- Ruipukur Location in West Bengal, India Ruipukur Ruipukur (India)
- Coordinates: 23°26′32″N 88°26′36″E﻿ / ﻿23.442333°N 88.443389°E
- Country: India
- State: West Bengal
- District: Nadia

Population (2011)
- • Total: 7,823

Languages
- • Official: Bengali, English
- Time zone: UTC+5:30 (IST)
- Telephone/STD code: 03472
- Lok Sabha constituency: Krishnanagar
- Vidhan Sabha constituency: Krishnanagar Dakshin
- Website: nadia.gov.in

= Ruipukur =

Ruipukur is a village in the Krishnanagar I CD block in the Krishnanagar Sadar subdivision of the Nadia district in the state of West Bengal, India.

==Geography==

===Location===
Ruipukur is located at .

===Area overview===
Nadia district is mostly alluvial plains lying to the east of Hooghly River, locally known as Bhagirathi. The alluvial plains are cut across by such distributaries as Jalangi, Churni and Ichhamati. With these rivers getting silted up, floods are a recurring feature.

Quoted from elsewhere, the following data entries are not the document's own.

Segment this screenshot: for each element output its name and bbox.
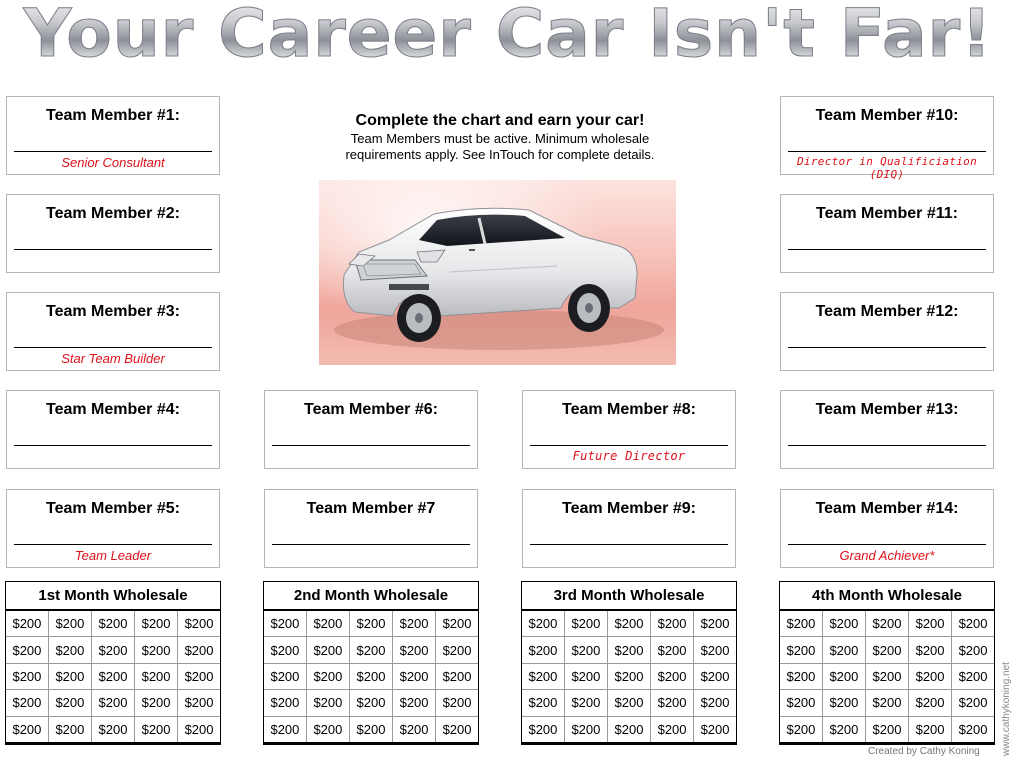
wholesale-row: [6, 690, 220, 716]
wholesale-month-4: [779, 581, 995, 745]
wholesale-cell[interactable]: $200: [91, 690, 134, 716]
wholesale-cell[interactable]: $200: [694, 611, 736, 637]
wholesale-cell[interactable]: $200: [6, 637, 48, 663]
wholesale-cell[interactable]: $200: [306, 663, 349, 689]
role-label: Grand Achiever*: [839, 548, 935, 563]
wholesale-cell[interactable]: $200: [780, 716, 822, 743]
wholesale-cell[interactable]: $200: [6, 716, 48, 743]
team-member-8-box[interactable]: [522, 390, 736, 469]
wholesale-cell[interactable]: $200: [135, 611, 178, 637]
team-member-label: Team Member #6:: [304, 401, 438, 418]
team-member-label: Team Member #8:: [562, 401, 696, 418]
wholesale-cell[interactable]: $200: [522, 611, 564, 637]
wholesale-cell[interactable]: $200: [780, 690, 822, 716]
wholesale-cell[interactable]: $200: [393, 611, 436, 637]
wholesale-grid: [522, 611, 736, 744]
wholesale-cell[interactable]: $200: [306, 611, 349, 637]
wholesale-cell[interactable]: $200: [952, 611, 994, 637]
wholesale-cell[interactable]: $200: [607, 611, 650, 637]
team-member-12-box[interactable]: [780, 292, 994, 371]
wholesale-cell[interactable]: $200: [694, 716, 736, 743]
wholesale-grid: [6, 611, 220, 744]
wholesale-cell[interactable]: $200: [865, 716, 908, 743]
team-member-7-box[interactable]: [264, 489, 478, 568]
wholesale-cell[interactable]: $200: [349, 663, 392, 689]
wholesale-cell[interactable]: $200: [91, 663, 134, 689]
team-member-4-box[interactable]: [6, 390, 220, 469]
team-member-label: Team Member #1:: [46, 107, 180, 124]
wholesale-row: [6, 716, 220, 743]
wholesale-cell[interactable]: $200: [306, 716, 349, 743]
wholesale-cell[interactable]: $200: [865, 663, 908, 689]
wholesale-row: [264, 637, 478, 663]
wholesale-title: 3rd Month Wholesale: [522, 582, 736, 611]
wholesale-cell[interactable]: $200: [264, 637, 306, 663]
wholesale-cell[interactable]: $200: [822, 716, 865, 743]
wholesale-row: [780, 716, 994, 743]
wholesale-cell[interactable]: $200: [564, 663, 607, 689]
wholesale-cell[interactable]: $200: [780, 663, 822, 689]
wholesale-cell[interactable]: $200: [264, 611, 306, 637]
wholesale-cell[interactable]: $200: [135, 716, 178, 743]
name-line: [788, 347, 986, 348]
name-line: [788, 544, 986, 545]
side-credit-text: www.cathykoning.net: [1001, 662, 1012, 756]
wholesale-cell[interactable]: $200: [607, 716, 650, 743]
team-member-label: Team Member #12:: [815, 303, 959, 320]
wholesale-cell[interactable]: $200: [522, 690, 564, 716]
wholesale-cell[interactable]: $200: [909, 690, 952, 716]
team-member-10-box[interactable]: [780, 96, 994, 181]
role-label: Director in Qualificiation (DIQ): [797, 155, 977, 181]
name-line: [788, 151, 986, 152]
wholesale-month-3: [521, 581, 737, 745]
wholesale-cell[interactable]: $200: [909, 716, 952, 743]
wholesale-month-2: [263, 581, 479, 745]
wholesale-row: [780, 663, 994, 689]
team-member-14-box[interactable]: [780, 489, 994, 568]
wholesale-cell[interactable]: $200: [522, 637, 564, 663]
name-line: [788, 249, 986, 250]
wholesale-cell[interactable]: $200: [306, 690, 349, 716]
wholesale-cell[interactable]: $200: [865, 690, 908, 716]
wholesale-cell[interactable]: $200: [393, 637, 436, 663]
wholesale-cell[interactable]: $200: [909, 663, 952, 689]
wholesale-cell[interactable]: $200: [48, 716, 91, 743]
credit-text: Created by Cathy Koning: [868, 746, 980, 757]
wholesale-cell[interactable]: $200: [564, 690, 607, 716]
team-member-3-box[interactable]: [6, 292, 220, 371]
team-member-13-box[interactable]: [780, 390, 994, 469]
wholesale-title: 4th Month Wholesale: [780, 582, 994, 611]
team-member-5-box[interactable]: [6, 489, 220, 568]
wholesale-cell[interactable]: $200: [651, 611, 694, 637]
wholesale-cell[interactable]: $200: [522, 663, 564, 689]
wholesale-row: [522, 637, 736, 663]
wholesale-cell[interactable]: $200: [607, 637, 650, 663]
wholesale-row: [6, 637, 220, 663]
wholesale-cell[interactable]: $200: [564, 611, 607, 637]
wholesale-cell[interactable]: $200: [436, 637, 478, 663]
wholesale-cell[interactable]: $200: [48, 611, 91, 637]
team-member-label: Team Member #3:: [46, 303, 180, 320]
wholesale-row: [522, 690, 736, 716]
wholesale-cell[interactable]: $200: [349, 716, 392, 743]
name-line: [14, 249, 212, 250]
wholesale-cell[interactable]: $200: [91, 637, 134, 663]
wholesale-row: [264, 663, 478, 689]
team-member-6-box[interactable]: [264, 390, 478, 469]
name-line: [14, 445, 212, 446]
role-label: Future Director: [572, 449, 686, 463]
wholesale-cell[interactable]: $200: [393, 716, 436, 743]
team-member-11-box[interactable]: [780, 194, 994, 273]
wholesale-cell[interactable]: $200: [780, 637, 822, 663]
wholesale-cell[interactable]: $200: [822, 637, 865, 663]
team-member-2-box[interactable]: [6, 194, 220, 273]
name-line: [272, 445, 470, 446]
wholesale-grid: [264, 611, 478, 744]
wholesale-row: [6, 611, 220, 637]
team-member-label: Team Member #9:: [562, 500, 696, 517]
wholesale-cell[interactable]: $200: [393, 663, 436, 689]
wholesale-row: [780, 611, 994, 637]
wholesale-cell[interactable]: $200: [522, 716, 564, 743]
role-label: Team Leader: [74, 548, 152, 563]
page-title: Your Career Car Isn't Far!: [0, 0, 1016, 74]
wholesale-cell[interactable]: $200: [264, 663, 306, 689]
wholesale-row: [522, 716, 736, 743]
team-member-label: Team Member #2:: [46, 205, 180, 222]
wholesale-title: 2nd Month Wholesale: [264, 582, 478, 611]
wholesale-cell[interactable]: $200: [651, 637, 694, 663]
team-member-label: Team Member #5:: [46, 500, 180, 517]
wholesale-cell[interactable]: $200: [349, 611, 392, 637]
wholesale-cell[interactable]: $200: [436, 611, 478, 637]
wholesale-cell[interactable]: $200: [694, 663, 736, 689]
wholesale-cell[interactable]: $200: [952, 690, 994, 716]
wholesale-cell[interactable]: $200: [651, 716, 694, 743]
team-member-9-box[interactable]: [522, 489, 736, 568]
car-illustration: [319, 180, 676, 365]
wholesale-cell[interactable]: $200: [135, 663, 178, 689]
wholesale-cell[interactable]: $200: [178, 716, 220, 743]
wholesale-cell[interactable]: $200: [436, 690, 478, 716]
wholesale-row: [780, 690, 994, 716]
wholesale-cell[interactable]: $200: [178, 611, 220, 637]
team-member-label: Team Member #13:: [815, 401, 959, 418]
wholesale-cell[interactable]: $200: [865, 637, 908, 663]
team-member-label: Team Member #10:: [815, 107, 959, 124]
wholesale-cell[interactable]: $200: [909, 637, 952, 663]
wholesale-row: [522, 663, 736, 689]
wholesale-cell[interactable]: $200: [436, 716, 478, 743]
wholesale-row: [780, 637, 994, 663]
wholesale-cell[interactable]: $200: [651, 690, 694, 716]
wholesale-row: [6, 663, 220, 689]
wholesale-cell[interactable]: $200: [952, 663, 994, 689]
team-member-label: Team Member #4:: [46, 401, 180, 418]
wholesale-cell[interactable]: $200: [909, 611, 952, 637]
role-label: Star Team Builder: [61, 351, 165, 366]
wholesale-cell[interactable]: $200: [6, 690, 48, 716]
wholesale-cell[interactable]: $200: [822, 663, 865, 689]
wholesale-cell[interactable]: $200: [306, 637, 349, 663]
wholesale-cell[interactable]: $200: [607, 690, 650, 716]
wholesale-cell[interactable]: $200: [952, 637, 994, 663]
wholesale-cell[interactable]: $200: [865, 611, 908, 637]
name-line: [530, 544, 728, 545]
wholesale-row: [264, 611, 478, 637]
wholesale-cell[interactable]: $200: [91, 611, 134, 637]
team-member-label: Team Member #11:: [816, 205, 958, 222]
wholesale-month-1: [5, 581, 221, 745]
name-line: [14, 544, 212, 545]
wholesale-cell[interactable]: $200: [436, 663, 478, 689]
wholesale-cell[interactable]: $200: [564, 716, 607, 743]
wholesale-cell[interactable]: $200: [178, 637, 220, 663]
wholesale-cell[interactable]: $200: [952, 716, 994, 743]
team-member-1-box[interactable]: [6, 96, 220, 175]
wholesale-title: 1st Month Wholesale: [6, 582, 220, 611]
wholesale-cell[interactable]: $200: [822, 611, 865, 637]
name-line: [272, 544, 470, 545]
team-member-label: Team Member #14:: [815, 500, 959, 517]
wholesale-cell[interactable]: $200: [651, 663, 694, 689]
intro-text: [300, 112, 700, 163]
name-line: [14, 151, 212, 152]
wholesale-cell[interactable]: $200: [48, 637, 91, 663]
wholesale-cell[interactable]: $200: [264, 690, 306, 716]
team-member-label: Team Member #7: [306, 500, 436, 517]
wholesale-cell[interactable]: $200: [564, 637, 607, 663]
intro-headline: Complete the chart and earn your car!: [355, 112, 645, 129]
wholesale-cell[interactable]: $200: [349, 690, 392, 716]
name-line: [788, 445, 986, 446]
wholesale-cell[interactable]: $200: [393, 690, 436, 716]
wholesale-cell[interactable]: $200: [135, 690, 178, 716]
wholesale-cell[interactable]: $200: [48, 663, 91, 689]
wholesale-cell[interactable]: $200: [135, 637, 178, 663]
name-line: [14, 347, 212, 348]
wholesale-cell[interactable]: $200: [780, 611, 822, 637]
wholesale-cell[interactable]: $200: [178, 690, 220, 716]
wholesale-cell[interactable]: $200: [694, 637, 736, 663]
wholesale-row: [522, 611, 736, 637]
wholesale-cell[interactable]: $200: [91, 716, 134, 743]
name-line: [530, 445, 728, 446]
wholesale-cell[interactable]: $200: [264, 716, 306, 743]
car-image: [319, 180, 676, 365]
wholesale-cell[interactable]: $200: [607, 663, 650, 689]
wholesale-row: [264, 716, 478, 743]
wholesale-cell[interactable]: $200: [6, 611, 48, 637]
wholesale-row: [264, 690, 478, 716]
wholesale-cell[interactable]: $200: [822, 690, 865, 716]
wholesale-grid: [780, 611, 994, 744]
role-label: Senior Consultant: [61, 155, 165, 170]
wholesale-cell[interactable]: $200: [178, 663, 220, 689]
wholesale-cell[interactable]: $200: [349, 637, 392, 663]
intro-details: Team Members must be active. Minimum wholesale requirements apply. See InTouch for complete details.: [345, 131, 655, 162]
wholesale-cell[interactable]: $200: [48, 690, 91, 716]
wholesale-cell[interactable]: $200: [6, 663, 48, 689]
wholesale-cell[interactable]: $200: [694, 690, 736, 716]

The Krishnanagar Sadar subdivision, presented in the map alongside, has the Bhagirathi on the west, with Purba Bardhaman district lying across the river. The long stretch along the Bhagirathi has many swamps. The area between the Bhagirathi and the Jalangi, which flows through the middle of the subdivision, is known as Kalantar, a low-lying tract of black clay soil. A big part of the subdivision forms the Krishnanagar-Santipur Plain, which occupies the central part of the district. The Jalangi, after flowing through the middle of the subdivision, turns right and joins the Bhagirathi. On the south-east, the Churni separates the Krishnanagar-Santipur Plain from the Ranaghat-Chakdaha Plain. The east forms the boundary with Bangladesh. The subdivision is moderately urbanized. 20.795% of the population lives in urban areas and 79.205% lives in rural areas.

Note: The map alongside presents some of the notable locations in the subdivision. All places marked in the map are linked in the larger full screen map. All the four subdivisions are presented with maps on the same scale – the size of the maps vary as per the area of the subdivision.

==Demographics==
According to the 2011 Census of India, Ruipukur had a total population of 7,823, of which 4,112 (53%) were males and 3,711 (47%) were females. Population in the age range 0–6 years was 733. The total number of literate persons in Ruipukur was 4,984 (70.30% of the population over 6 years).

==Civic administration==
===CD Block HQ===
The headquarters of Krishnanagar I CD block are located at Ruipukur.